Sensing devices (bulbs/probes) are generally capable of accommodating either range. Metering devices (if used) are generally adjustable. Hope this isn't going off topic but you piqued - I've never considered how difficult it might or might not be to 'convert' one design to do the job of the other.

Now this is off topic but I stumbled across this below a few weeks ago and wanted to ask you about it ever since. I guess now's as good a time as any. While this is obviously not feasible (or they would be in use to some degree) is there any merit whatsoever to this claim?

Click here for higher quality, full size image

From Gene Wengert, forum technical advisor:
Appreciate that any wood can be dried at about 250 F. It does not matter, from a wood standpoint, how the surface of the wood is heated - IR, hot air, or hot plate contact. So, appreciate that this kiln is a very hot dryer. Generally, we would not dry hardwoods, even from 28% MC to 7% MC at those temperatures.

I did research on high temperature drying of hardwoods quite a few years ago and it looked somewhat good for a few species. However, the heat will result in the surface being dried to about 1.5% MC, which then has to be brought back up to 7% MC. Unfortunately, when wood is dried that low and hot, it will not machine well, even though the MC is brought back up. There is strength loss and brittleness.

The other big issue is that the wood will be at a range of MCís, so equalization will be needed and this can mean stickering the lumber, putting it in a kiln or similar at 9% EMC, maybe a small boiler, and maybe 160 F for a few days. Of course, there may also be stress relief required too. With this extra effort, the cost soon becomes unreasonable. Incidentally, electricity is about three times more expensive than wood waste of natural gas, so electric systems without a heat pump can be quite expensive.

From Gene Wengert, forum technical advisor:
Perhaps the biggest difference between hardwood and softwood kilns is that hardwood kilns need good humidity control systems.

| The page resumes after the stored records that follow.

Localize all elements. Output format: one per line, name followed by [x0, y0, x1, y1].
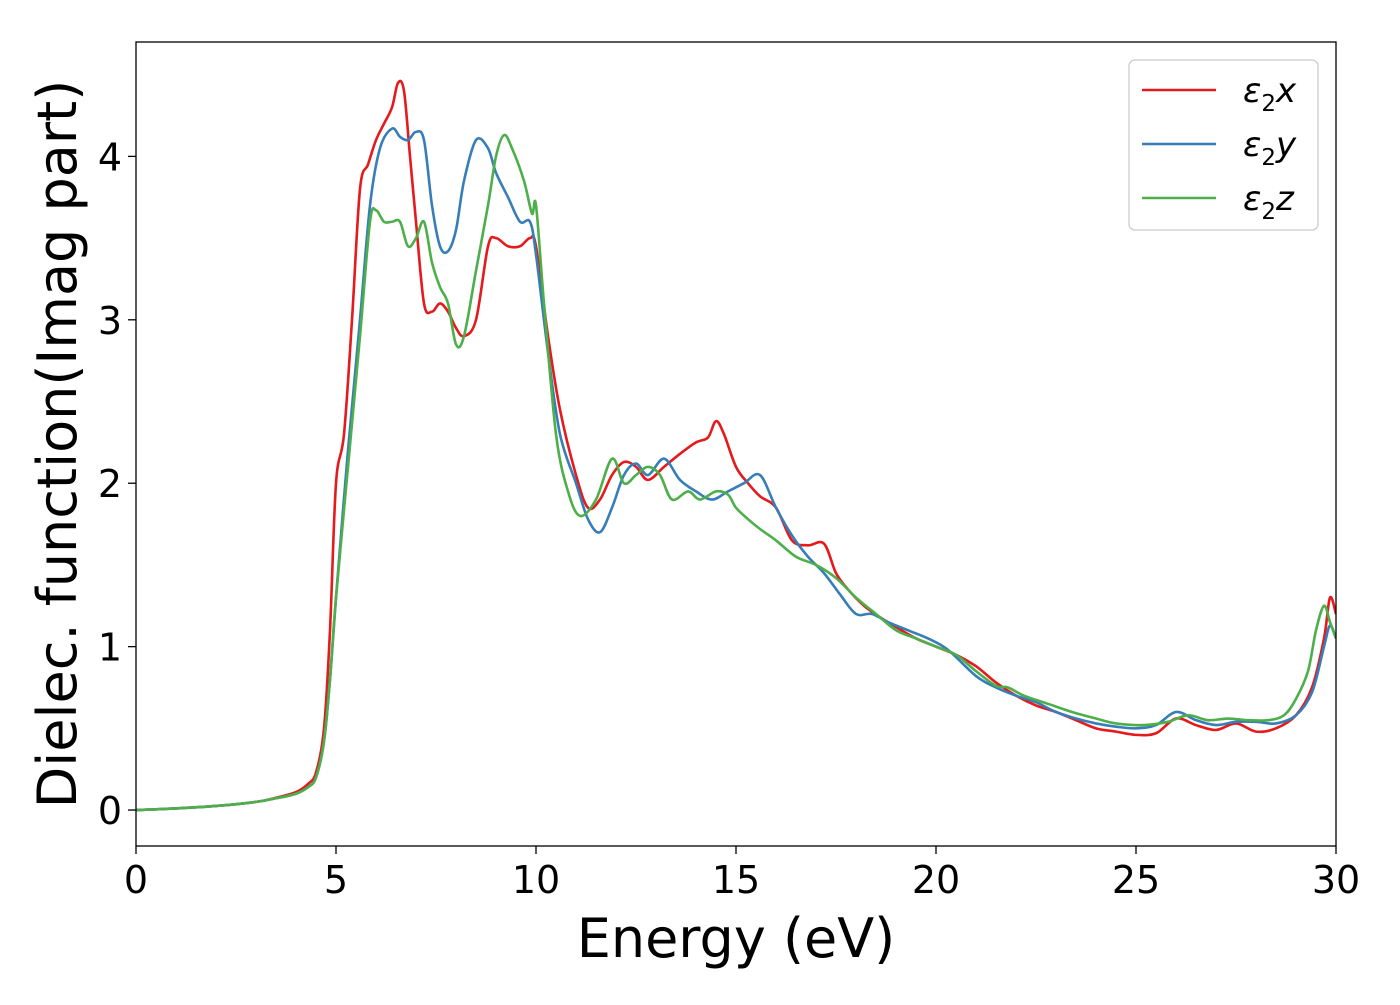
legend-label-suffix: z [1275, 179, 1295, 219]
legend-label-y: ε2y [1243, 125, 1297, 171]
x-tick-label: 0 [124, 858, 148, 902]
series-line-z [136, 133, 1336, 812]
series-line-y [136, 127, 1336, 812]
y-axis-title: Dielec. function(Imag part) [26, 80, 89, 809]
legend-label-subscript: 2 [1261, 91, 1276, 117]
y-tick-label: 2 [98, 462, 122, 506]
y-tick-label: 0 [98, 789, 122, 833]
legend-label-base: ε [1243, 179, 1261, 219]
y-tick-label: 1 [98, 626, 122, 670]
y-tick-label: 3 [98, 299, 122, 343]
y-tick-label: 4 [98, 135, 122, 179]
legend-label-base: ε [1243, 71, 1261, 111]
legend-box [1128, 59, 1319, 231]
x-tick-label: 10 [512, 858, 560, 902]
legend-label-subscript: 2 [1261, 145, 1276, 171]
y-axis: 0 1 2 3 4 [98, 135, 136, 833]
x-tick-label: 15 [712, 858, 760, 902]
legend-label-suffix: x [1275, 71, 1297, 111]
x-axis: 0 5 10 15 20 25 30 [124, 846, 1360, 902]
legend-label-z: ε2z [1243, 179, 1295, 225]
x-axis-title: Energy (eV) [577, 907, 896, 970]
series-line-x [136, 79, 1336, 812]
x-tick-label: 20 [912, 858, 960, 902]
x-tick-label: 5 [324, 858, 348, 902]
legend-label-x: ε2x [1243, 71, 1297, 117]
x-tick-label: 25 [1112, 858, 1160, 902]
legend-label-subscript: 2 [1261, 199, 1276, 225]
legend-label-base: ε [1243, 125, 1261, 165]
legend-label-suffix: y [1275, 125, 1297, 165]
plot-area [136, 79, 1336, 812]
x-tick-label: 30 [1312, 858, 1360, 902]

Softwoods kilns generally need vents that can exhaust heat rapidly, as softwoods dry so much faster. Softwoods also often require more heat per hour and per BF than hardwoods, as hardwoods dry more slowly. Because some softwoods are dried at higher temperatures, insulation needs to be able to withstand the heat.

Generally a softwood control system will not work for hardwoods, unless it is really versatile. For hardwoods, the controls need to be more precise, need humidification and venting, need ramping, and use equalization and conditioning. Softwood kilns often have more fan power, which might be excessive and unnecessarily expense (electricity cost) for hardwoods.

Softwood kilns might dry at 200 F (sometimes they will go to 240 F), while hardwood run 110 to 160 F mainly. So, heat losses through the walls and roof will be double. Drying time for softwoods might be 1/4 of the time for hardwoods, so overall hardwood kilns will lose more energy per BF through the walls and roof than softwoods. Hence, hardwood kilns should have more insulation. In a softwood kiln, much of the heat loss through the walls actually comes from the condensation of vapor on the cold walls, which actually saves money.

Another difference is that some softwood kilns have vent heat exchanger to collect the vent energy (maybe 75% of the energy used in drying is going out the vents). With hardwoods, the drying rate is so slow that vent heat savings are harder to show an economic advantage.